The Surprising Ingredient Nadiya Hussain Adds To Her Eggs
For centuries, people have been eating the very lovely egg. According to The Incredible Egg, Egyptian and Chinese records show egg-laying fowl were being used as early as 1400 B.C. In Europe, the first hen to be domesticated for the use of picking eggs dates back to 600 B.C., demonstrating that eggs in every shape and form have been enjoyed worldwide for quite some time. Whether scrambled, poached, fried, deviled, or served in an omelet, there is no wrong way to eat eggs.
Eggs are one of the few ingredients in the world that are extremely versatile and can go with just about anything you can think of. Baking a cake? Throw some eggs into the batter. Wanting to bind your homemade meatballs? That's where the eggs come in. Itching for some breakfast food for dinner? Pancakes and scrambled eggs will always hit the spot.
Someone who has a keen understanding of just how wonderful eggs can be is none other than Great British Baking Show winner and TV personality Nadiya Hussain. The acclaimed baker won the sixth season of Bake Off and went on to write several cookbooks and even bake a cake for Queen Elizabeth's 90th birthday (via ITV). In a "Food Diaries" interview with Harper's BAZAAR, the Nadiya Bakes star lets fans in on a delicious way she adds a special pop to her omelets.
Hussain loves to add potato chips to her eggs
The omelet has reportedly been around since the 13th century, according to Egg Recipes. There are so many different ways you can make the famed egg dish: from the tamagoyaki from Japan, to the tortilla de patatas in Spain, to the French omelette (via Everybuddy's Casual Dining). Omelets are as versatile as they come (think of them as the sandwich of the egg world). The best part about omelets is that you can have them at any time of the day — something that Nadiya Hussain and her family do on the daily.
In her interview with Harper's BAZAAR, Hussain reveals that she loves not only having eggs later in the day, but she also loves to add things like potato chips into the mix. The mother of three loves to add onions and coriander to her omelets, but considers the best omelets to have "crisps" thrown in. "The best omelet is the one where you take a bag of crisps — chips — and then you crush them in their packet and add them to your eggs," Hussain explains. Hussain leaves the chips to soak into the eggs, fries the mixture in a pan, and adds ingredients like cherry tomatoes and cheese on top.
According to Hussain, the addition of the potato chips makes the omelet feel almost like a frittata. She also notes that she doesn't add all of the chips to the eggs — naturally, she saves some to eat on the side.

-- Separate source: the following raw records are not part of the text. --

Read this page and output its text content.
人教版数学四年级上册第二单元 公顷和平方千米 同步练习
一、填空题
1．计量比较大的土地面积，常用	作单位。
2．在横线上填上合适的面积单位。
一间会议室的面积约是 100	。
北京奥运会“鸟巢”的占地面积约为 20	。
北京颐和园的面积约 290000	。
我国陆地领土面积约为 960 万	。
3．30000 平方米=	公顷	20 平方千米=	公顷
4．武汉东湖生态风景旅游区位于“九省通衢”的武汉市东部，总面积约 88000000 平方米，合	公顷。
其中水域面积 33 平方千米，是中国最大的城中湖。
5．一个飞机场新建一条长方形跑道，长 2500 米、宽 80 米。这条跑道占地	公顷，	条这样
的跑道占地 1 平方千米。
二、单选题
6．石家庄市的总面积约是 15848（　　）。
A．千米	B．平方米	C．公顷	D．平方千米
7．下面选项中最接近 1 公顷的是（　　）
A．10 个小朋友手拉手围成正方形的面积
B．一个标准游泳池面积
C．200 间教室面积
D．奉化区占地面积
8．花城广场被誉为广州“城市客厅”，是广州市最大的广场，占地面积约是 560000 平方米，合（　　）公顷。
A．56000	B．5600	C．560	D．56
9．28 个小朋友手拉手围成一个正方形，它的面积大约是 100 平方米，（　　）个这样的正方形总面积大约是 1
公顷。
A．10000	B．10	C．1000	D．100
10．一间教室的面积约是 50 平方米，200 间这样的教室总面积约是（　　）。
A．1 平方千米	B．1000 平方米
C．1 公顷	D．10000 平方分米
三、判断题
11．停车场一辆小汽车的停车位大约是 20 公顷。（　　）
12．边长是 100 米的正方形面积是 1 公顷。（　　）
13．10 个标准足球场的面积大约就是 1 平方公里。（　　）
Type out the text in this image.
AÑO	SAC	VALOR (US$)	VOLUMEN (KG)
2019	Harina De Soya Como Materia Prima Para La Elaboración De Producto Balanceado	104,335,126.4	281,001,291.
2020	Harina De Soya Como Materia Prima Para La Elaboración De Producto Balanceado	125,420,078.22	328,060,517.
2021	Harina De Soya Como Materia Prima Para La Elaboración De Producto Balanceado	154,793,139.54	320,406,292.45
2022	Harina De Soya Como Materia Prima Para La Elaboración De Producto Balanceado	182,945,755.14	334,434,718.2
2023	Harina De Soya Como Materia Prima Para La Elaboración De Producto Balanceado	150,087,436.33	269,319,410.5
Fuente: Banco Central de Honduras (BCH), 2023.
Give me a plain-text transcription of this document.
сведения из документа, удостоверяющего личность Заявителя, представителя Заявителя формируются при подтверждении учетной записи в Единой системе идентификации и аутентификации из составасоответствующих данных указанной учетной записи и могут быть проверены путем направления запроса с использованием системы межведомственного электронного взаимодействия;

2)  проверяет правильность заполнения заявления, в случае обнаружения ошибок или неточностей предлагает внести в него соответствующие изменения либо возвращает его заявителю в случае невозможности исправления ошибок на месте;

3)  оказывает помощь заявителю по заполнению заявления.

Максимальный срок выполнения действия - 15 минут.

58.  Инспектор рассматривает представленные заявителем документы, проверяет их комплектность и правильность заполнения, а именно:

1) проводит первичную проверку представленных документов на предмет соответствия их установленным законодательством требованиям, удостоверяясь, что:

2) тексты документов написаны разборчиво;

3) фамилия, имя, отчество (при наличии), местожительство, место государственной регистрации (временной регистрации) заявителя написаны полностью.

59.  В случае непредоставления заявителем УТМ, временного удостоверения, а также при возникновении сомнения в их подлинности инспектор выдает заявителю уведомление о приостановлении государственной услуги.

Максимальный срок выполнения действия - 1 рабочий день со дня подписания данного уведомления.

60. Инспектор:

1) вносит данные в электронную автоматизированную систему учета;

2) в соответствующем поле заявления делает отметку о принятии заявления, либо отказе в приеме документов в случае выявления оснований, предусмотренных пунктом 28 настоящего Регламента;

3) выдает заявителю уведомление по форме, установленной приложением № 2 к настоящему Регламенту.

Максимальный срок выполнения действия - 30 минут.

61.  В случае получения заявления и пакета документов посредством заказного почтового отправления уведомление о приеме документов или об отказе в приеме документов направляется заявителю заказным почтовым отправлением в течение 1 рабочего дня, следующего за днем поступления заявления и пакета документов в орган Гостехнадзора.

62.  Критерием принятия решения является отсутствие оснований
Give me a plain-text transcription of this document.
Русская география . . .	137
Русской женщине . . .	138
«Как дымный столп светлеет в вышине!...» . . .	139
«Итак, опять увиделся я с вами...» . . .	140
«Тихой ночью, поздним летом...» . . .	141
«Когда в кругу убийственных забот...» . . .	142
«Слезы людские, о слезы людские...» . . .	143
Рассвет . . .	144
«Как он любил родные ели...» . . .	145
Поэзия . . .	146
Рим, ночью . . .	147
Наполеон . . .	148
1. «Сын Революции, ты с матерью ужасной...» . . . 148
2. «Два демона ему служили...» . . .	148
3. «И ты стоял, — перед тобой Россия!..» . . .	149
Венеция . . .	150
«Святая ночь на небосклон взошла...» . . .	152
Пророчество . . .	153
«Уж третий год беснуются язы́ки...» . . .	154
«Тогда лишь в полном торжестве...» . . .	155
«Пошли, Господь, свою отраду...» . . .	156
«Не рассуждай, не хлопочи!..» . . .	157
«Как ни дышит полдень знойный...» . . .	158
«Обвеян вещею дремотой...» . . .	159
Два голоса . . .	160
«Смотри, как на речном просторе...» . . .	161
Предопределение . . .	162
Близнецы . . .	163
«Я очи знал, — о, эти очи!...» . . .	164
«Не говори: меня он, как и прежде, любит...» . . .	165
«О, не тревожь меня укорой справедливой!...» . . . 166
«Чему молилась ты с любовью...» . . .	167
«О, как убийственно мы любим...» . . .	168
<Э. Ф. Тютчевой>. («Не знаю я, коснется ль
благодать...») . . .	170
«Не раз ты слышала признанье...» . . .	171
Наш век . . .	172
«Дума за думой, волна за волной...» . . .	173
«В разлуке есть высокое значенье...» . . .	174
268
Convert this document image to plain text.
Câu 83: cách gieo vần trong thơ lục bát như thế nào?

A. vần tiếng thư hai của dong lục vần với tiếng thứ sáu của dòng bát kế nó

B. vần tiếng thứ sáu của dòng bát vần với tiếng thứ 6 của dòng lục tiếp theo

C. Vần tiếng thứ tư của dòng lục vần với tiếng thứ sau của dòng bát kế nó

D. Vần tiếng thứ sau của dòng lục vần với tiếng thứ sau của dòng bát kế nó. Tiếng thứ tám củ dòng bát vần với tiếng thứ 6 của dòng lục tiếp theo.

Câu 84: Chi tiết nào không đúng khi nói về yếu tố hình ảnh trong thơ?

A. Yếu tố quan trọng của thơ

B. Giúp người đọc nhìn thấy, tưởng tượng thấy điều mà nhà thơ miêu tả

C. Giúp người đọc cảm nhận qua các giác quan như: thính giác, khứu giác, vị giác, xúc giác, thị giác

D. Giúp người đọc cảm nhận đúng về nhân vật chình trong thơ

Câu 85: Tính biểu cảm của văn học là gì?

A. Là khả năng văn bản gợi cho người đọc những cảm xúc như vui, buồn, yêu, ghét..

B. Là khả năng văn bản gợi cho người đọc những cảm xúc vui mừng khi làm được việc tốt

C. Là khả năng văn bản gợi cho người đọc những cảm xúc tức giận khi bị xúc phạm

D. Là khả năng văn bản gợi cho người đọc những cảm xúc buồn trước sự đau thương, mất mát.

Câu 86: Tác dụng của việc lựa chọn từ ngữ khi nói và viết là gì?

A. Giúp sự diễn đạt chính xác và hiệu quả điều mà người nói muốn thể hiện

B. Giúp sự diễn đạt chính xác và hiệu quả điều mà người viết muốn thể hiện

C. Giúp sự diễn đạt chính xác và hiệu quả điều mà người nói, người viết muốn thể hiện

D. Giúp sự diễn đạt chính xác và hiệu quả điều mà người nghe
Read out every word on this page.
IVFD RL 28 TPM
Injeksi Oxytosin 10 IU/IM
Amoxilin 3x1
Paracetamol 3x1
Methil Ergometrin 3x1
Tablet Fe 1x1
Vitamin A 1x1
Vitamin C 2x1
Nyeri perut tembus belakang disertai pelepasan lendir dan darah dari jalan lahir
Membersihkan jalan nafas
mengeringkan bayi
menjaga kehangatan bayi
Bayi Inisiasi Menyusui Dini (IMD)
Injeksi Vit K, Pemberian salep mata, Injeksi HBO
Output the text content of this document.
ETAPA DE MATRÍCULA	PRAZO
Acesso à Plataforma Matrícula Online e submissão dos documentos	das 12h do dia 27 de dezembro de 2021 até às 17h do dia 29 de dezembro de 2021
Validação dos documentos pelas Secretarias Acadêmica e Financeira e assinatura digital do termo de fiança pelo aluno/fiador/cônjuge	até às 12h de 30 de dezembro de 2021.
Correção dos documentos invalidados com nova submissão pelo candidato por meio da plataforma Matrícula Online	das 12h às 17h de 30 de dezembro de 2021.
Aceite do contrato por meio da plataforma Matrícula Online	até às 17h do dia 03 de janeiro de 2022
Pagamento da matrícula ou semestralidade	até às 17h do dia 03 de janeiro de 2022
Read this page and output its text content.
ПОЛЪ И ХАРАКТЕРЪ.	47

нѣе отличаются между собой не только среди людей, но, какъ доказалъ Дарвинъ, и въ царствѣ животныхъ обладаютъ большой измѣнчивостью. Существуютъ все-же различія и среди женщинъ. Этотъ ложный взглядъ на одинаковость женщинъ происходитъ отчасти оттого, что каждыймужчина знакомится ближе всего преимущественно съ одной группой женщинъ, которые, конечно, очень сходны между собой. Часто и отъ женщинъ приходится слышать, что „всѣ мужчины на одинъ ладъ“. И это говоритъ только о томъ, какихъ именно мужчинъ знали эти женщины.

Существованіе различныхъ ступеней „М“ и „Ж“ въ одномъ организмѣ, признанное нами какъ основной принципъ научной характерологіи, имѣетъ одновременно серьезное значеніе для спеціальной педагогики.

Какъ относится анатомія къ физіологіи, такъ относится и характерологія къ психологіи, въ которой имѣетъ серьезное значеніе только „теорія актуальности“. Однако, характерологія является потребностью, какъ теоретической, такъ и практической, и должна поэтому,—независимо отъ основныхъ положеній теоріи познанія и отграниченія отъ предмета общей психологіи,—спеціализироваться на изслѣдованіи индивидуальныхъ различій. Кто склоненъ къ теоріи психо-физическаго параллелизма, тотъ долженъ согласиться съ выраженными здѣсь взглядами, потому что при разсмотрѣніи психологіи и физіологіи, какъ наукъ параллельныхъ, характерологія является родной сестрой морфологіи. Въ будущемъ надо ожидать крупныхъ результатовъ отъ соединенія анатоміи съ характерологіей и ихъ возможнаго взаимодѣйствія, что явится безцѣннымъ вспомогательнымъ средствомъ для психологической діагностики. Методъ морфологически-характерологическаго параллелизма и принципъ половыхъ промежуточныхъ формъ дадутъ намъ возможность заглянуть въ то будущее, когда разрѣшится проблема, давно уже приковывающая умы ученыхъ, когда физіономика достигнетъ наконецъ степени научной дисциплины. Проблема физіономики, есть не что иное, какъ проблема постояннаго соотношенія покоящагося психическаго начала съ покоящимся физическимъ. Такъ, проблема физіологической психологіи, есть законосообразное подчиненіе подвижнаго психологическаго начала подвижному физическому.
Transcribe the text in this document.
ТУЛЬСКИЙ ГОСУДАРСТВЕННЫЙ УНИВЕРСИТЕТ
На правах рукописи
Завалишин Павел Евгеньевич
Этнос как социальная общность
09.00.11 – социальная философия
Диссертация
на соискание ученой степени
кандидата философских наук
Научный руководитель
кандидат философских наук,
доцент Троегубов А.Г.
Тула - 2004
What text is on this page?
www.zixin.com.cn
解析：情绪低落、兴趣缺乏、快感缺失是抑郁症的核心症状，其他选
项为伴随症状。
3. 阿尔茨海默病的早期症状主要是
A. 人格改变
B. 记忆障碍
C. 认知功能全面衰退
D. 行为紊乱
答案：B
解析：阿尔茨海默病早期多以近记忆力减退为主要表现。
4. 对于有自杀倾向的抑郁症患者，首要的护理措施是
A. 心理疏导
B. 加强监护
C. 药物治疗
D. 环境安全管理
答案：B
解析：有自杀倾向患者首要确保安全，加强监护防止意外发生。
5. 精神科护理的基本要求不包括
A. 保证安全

Interestingly, Hussain isn't the first to add potatoes to her omelet. There has been a long history of people around the world adding fried potatoes to their eggs.
Adding fried potatoes to eggs isn't a new trend
According to The Kitchen Project, the frittata can be traced back centuries to the Persian dish Kuku (which is a veggie-based take on a frittata featuring herbs, per The New York Times) before it went to Spain and was turned into the Spanish omelet, complete with potatoes.
The Spanish omelet, also known as the Tortilla Española or Tortilla de Patatas, requires four simple ingredients: salt, potatoes, eggs, and onions (via Happy Foods Tube). And in a move that is unlike the Spanish when it comes to their recipes, the recipe for the Spanish omelet is pretty consistent across Spain. According to Barcelona Checkin, recipes for dishes like paella and gazpacho are all unique to the distinct regions of Spain (in other words, a paella in northern Spain will differ from that of southern Spain). When you think about it, the Spanish omelet is basically a heartier version of the lunchtime omelet that Hussain makes for herself and her kids. Unfortunately, for the Spanish omelet, its true origin is somewhat unknown. Andaspain notes that there are two myths surrounding the creation of this delicious treat, both of which date back to the 1830s and the Spanish army.
The Kitchen Project says that a version of omelets with fried potatoes in them can be found in other regions like those of England, Italy, and Northern Africa. But, when it got to France, the French were said to remove the potatoes and make it their own.